The difference between generative hope and defensive hope is not always easy to identify from the inside. But a useful question is this: does the hope allow you to move, or does it require you to stand still?
Hope as a Political Act
There is something quite striking about the role of hope in collective suffering and collective activism. When a community is in prolonged despair – when the losses are ongoing, or when the threat feels uncontained – the question of who carries hope, and how, becomes important. In therapy, we sometimes speak of the therapist as a container for hope the client cannot yet reach. A similar thing seems to happen in communities under sustained pressure. The hope gets passed around, held by different people at different moments, because no one can hold it alone indefinitely.
Viktor Frankl’s insight – that meaning can be found even in the most extreme conditions – is arguably an argument about the relationship between hope and action. Meaning sustains the capacity to keep going. The role of hope? To keep meaning imaginable.
Take some of the most extreme examples of political action. People who put themselves at risk for a cause must be more invested in the hope of what they are moving towards than in the fear of what they might lose. Hope is the force that makes action possible in the face of terror.
Refinding Hope
So how do we get back to it, when we have lost contact?
What I noticed during our conversation is that hope is re-found through a series of small things, not some grand act: talking to someone who can hold a slightly wider perspective, taking action and connecting with community, listening to music that carries meaning, going for a swim in the ocean, climbing a mountain only to feel awe at how small we are.

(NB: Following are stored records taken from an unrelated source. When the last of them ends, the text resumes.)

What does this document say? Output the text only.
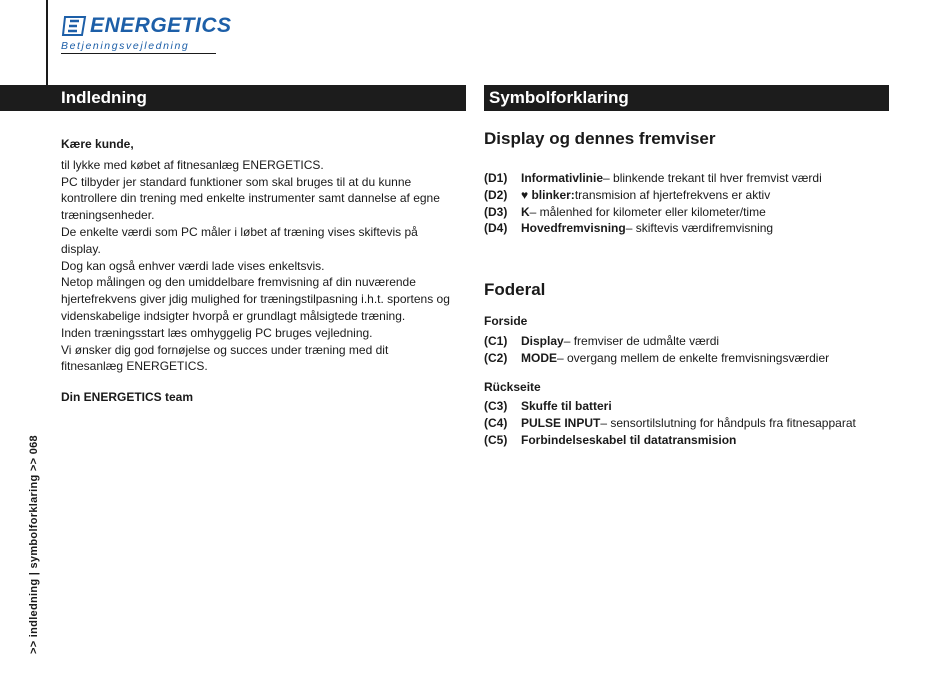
ENERGETICS
Betjeningsvejledning
Indledning	Symbolforklaring
Kære kunde,

til lykke med købet af fitnesanlæg ENERGETICS.

PC tilbyder jer standard funktioner som skal bruges til at du kunne

kontrollere din trening med enkelte instrumenter samt dannelse af egne

træningsenheder.

De enkelte værdi som PC måler i løbet af træning vises skiftevis på display.

Dog kan også enhver værdi lade vises enkeltsvis.

Netop målingen og den umiddelbare fremvisning af din nuværende

hjertefrekvens giver jdig mulighed for træningstilpasning i.h.t. sportens og

videnskabelige indsigter hvorpå er grundlagt målsigtede træning.

Inden træningsstart læs omhyggelig PC bruges vejledning.

Vi ønsker dig god fornøjelse og succes under træning med dit

fitnesanlæg ENERGETICS.

Din ENERGETICS team
Display og dennes fremviser
(D1)	Informativlinie – blinkende trekant til hver fremvist værdi
(D2)	♥ blinker: transmision af hjertefrekvens er aktiv
(D3)	K – målenhed for kilometer eller kilometer/time
(D4)	Hovedfremvisning – skiftevis værdifremvisning
Foderal
Forside
(C1)	Display – fremviser de udmålte værdi
(C2)	MODE – overgang mellem de enkelte fremvisningsværdier
Rückseite
(C3)	Skuffe til batteri
(C4)	PULSE INPUT – sensortilslutning for håndpuls fra fitnesapparat
(C5)	Forbindelseskabel til datatransmision
>> indledning | symbolforklaring >> 068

We each have ways of connecting with the good internal object.
There is something important in recognising that hope often needs to be worked towards, rather than waited for. This doesn’t mean forcing it to arrive. It just means creating the conditions under which hope can reemerge.
In the therapeutic encounter, I find myself functioning as a temporary carrier of hope. Not because I know the outcome – I don’t. But because I have witnessed, repeatedly, what people are capable of. That accumulated experience gives me access to a kind of hope that the person in front of me may not be able to touch yet.
The work, over time, is to help them find their own source of hope.